Since announcing in December that the United States and Cuba would move to renew ties, Obama has used executive authority to relax parts of the embargo, including restrictions on travel and on sending money to the island.
He has urged Congress to lift the full embargo, in place since 1962, but, with both houses controlled by his Republican opponents, he faces an uphill political battle.
Cuba says what it calls "the blockade" has cost it more than $100 billion.
Hollande also urged Cuba to open up its economy, saying there was vast interest in doing business with the island.
"Of course, we would like to see your rules relaxed and for our companies to be able to manage their resources more freely," he told a business forum.
"That's not out of self-interest, it's to foster increased investment."
Raul Castro has presided over gradual economic and social reforms since taking over in 2006 from Fidel, who led the revolution that ousted dictator Fulgencio Batista and eventually made Cuba a one-party communist state.
France has joined the Netherlands and Spain in leading an EU push to normalize relations with Cuba, suspended in 2003 over a crackdown on journalists and activists.
The EU opened talks on restoring ties in April 2014 aiming to persuade Havana to improve its rights record.
The historic US-Cuban thaw has lent new momentum to the process, with Europe keen to position itself politically and economically for when the US embargo is eventually lifted.
Hollande, who is traveling with a delegation of French business leaders, said officials from the two countries would sign a series of agreements focused on improved access to Latin American markets.
The visit follows a meeting Sunday between Raul Castro and Pope Francis at the Vatican, where the Cuban leader thanked the pontiff for his role in brokering the historic detente between Havana and Washington.
The pope will himself visit Cuba from September 19 to 22, traveling to Havana and the eastern cities of Holguin and Santiago de Cuba.
Hollande, who arrived in Havana late Sunday, said it filled him with "great emotion" to be the first French leader to visit Cuba since it gained independence in 1898.
He took time out Monday to go for an unscheduled stroll along the Prado, one of the capital's oldest avenues.
The French leader later held a lengthy closed-door meeting with Fidel Castro at the ex-leader's home.
"Before me I had man who made history," Hollande said, adding that Castro "had a lot to say" despite his age and failing health.

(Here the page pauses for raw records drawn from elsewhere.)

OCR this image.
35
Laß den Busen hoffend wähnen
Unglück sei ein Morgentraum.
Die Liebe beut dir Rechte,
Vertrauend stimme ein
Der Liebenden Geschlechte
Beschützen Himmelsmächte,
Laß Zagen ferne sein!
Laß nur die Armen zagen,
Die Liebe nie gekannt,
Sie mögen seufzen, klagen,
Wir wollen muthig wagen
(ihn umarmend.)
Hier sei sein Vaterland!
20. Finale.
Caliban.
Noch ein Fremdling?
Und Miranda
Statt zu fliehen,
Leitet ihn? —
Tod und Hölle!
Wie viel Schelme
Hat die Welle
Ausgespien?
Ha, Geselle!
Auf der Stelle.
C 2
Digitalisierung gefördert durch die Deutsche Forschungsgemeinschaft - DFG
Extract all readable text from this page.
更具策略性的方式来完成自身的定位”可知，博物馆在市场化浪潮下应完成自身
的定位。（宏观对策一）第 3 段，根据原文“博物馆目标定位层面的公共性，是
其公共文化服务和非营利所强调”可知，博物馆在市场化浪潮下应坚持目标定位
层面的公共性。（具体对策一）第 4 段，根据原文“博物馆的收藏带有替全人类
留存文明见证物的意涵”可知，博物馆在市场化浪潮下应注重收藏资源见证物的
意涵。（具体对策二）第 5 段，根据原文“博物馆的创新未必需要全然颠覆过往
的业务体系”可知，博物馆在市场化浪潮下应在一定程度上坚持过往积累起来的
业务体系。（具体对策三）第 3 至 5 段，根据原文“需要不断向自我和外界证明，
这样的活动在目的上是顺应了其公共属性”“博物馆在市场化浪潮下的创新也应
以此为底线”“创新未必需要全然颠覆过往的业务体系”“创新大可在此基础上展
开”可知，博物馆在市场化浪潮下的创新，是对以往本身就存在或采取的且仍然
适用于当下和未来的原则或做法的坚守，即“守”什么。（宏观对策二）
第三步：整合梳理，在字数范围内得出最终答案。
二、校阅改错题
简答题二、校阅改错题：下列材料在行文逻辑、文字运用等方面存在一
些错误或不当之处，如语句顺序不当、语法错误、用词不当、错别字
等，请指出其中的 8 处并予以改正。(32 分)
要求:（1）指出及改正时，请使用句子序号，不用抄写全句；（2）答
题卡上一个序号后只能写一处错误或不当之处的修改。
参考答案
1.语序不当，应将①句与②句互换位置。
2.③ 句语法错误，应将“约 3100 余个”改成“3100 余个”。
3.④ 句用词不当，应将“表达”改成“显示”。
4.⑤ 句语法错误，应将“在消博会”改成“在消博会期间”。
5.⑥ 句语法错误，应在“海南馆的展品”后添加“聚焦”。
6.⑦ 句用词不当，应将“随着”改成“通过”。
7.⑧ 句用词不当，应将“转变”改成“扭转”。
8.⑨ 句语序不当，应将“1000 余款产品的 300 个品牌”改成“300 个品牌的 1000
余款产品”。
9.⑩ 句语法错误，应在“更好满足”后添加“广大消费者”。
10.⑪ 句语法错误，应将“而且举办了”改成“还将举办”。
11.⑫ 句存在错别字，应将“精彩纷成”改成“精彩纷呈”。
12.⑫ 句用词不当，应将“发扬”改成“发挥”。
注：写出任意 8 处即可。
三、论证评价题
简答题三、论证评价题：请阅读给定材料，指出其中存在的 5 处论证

Castro makes few public appearances.
Hollande later met with President Raul Castro, 83, who has led Cuba since 2006 when Fidel developed health problems and stepped aside.
"They raised the idea of boosting the French-Cuban partnership with respect for the pace and identity of each," an aide to the French president said.
Castro also said France could play a key role in strengthening ties between the EU and Cuba, the aide said.
Hollande earlier had vowed he would "not remain tight-lipped", saying his conversations would not shy away from the issue of human rights, a lingering source of tension in negotiations to restore EU-Cuban ties.